The first location for the museum was a room at Rutherford's Sylvan School, and the collection was known as the Sylvan School Museum and open to students in the Rutherford public schools. In the late 1960s, the school district needed the classroom space once again, and the museum relocated to an office building on Ames Avenue and called itself the Rutherford Museum.

In 1974, the museum purchased the Yereance-Berry House at Crane Avenue and Meadow Road. The house, most of which was built in the early 19th century, is on the National Register of Historic Places, although a portion of the house was removed when Crane Avenue was built through to Meadow Road in the 1930s.

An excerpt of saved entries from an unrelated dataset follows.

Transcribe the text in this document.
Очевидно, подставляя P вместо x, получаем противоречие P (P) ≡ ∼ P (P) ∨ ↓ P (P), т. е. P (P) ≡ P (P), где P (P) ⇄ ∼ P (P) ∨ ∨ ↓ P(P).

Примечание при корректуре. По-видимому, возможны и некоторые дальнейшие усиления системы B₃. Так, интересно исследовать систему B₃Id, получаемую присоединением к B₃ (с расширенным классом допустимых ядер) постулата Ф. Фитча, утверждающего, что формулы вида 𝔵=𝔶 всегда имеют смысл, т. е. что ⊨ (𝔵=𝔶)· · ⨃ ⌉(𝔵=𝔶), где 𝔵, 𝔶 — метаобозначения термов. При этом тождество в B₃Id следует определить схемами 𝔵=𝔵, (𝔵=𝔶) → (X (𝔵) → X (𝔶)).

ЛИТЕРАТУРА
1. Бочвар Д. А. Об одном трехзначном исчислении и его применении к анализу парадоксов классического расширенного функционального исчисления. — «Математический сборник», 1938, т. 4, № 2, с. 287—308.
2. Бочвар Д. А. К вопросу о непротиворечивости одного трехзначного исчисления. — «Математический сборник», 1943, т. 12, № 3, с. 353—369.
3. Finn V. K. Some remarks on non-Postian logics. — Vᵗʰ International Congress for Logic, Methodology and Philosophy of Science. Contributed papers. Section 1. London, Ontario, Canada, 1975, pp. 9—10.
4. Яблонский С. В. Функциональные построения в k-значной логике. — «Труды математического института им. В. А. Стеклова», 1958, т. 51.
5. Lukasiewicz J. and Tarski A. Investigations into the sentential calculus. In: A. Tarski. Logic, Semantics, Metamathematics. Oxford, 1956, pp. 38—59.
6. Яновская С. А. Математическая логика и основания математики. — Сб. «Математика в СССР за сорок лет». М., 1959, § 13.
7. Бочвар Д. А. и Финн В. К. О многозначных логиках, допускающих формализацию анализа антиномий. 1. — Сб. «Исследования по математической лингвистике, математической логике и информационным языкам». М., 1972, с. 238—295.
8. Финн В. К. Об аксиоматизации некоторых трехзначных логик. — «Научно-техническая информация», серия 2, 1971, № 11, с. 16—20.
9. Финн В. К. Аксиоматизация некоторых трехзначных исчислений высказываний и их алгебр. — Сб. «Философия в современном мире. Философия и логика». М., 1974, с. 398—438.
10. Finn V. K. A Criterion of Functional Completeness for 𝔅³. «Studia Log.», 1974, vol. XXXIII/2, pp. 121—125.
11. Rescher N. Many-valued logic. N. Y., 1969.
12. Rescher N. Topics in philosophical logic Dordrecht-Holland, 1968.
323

The Meadowlands Museum is dedicated to preserving the history of the Meadowlands region, housing artifacts and exhibits related to the local cultural and natural heritage of Bergen County. (meadowlandsmuseum.com)

==The museum today==
The museum's primary mission is to interpret the region's history through educational programs and displays of items relating to that history.

As of 2005, the museum has four permanent exhibits: an antique toy room featuring items from the 19th and early 20th century; an exhibit of local rocks and minerals, including fluorescent minerals; a pre-electric kitchen, designed to resemble a kitchen of the early 20th century; and the "homespun" room, featuring early- to mid-19th-century items such as spinning wheels, dishes, and clothes.

The museum has highlighted the life of Bergen County native poet William Carlos Williams.

In keeping with the museum's original concept, field trips to the museum are common among area schoolchildren.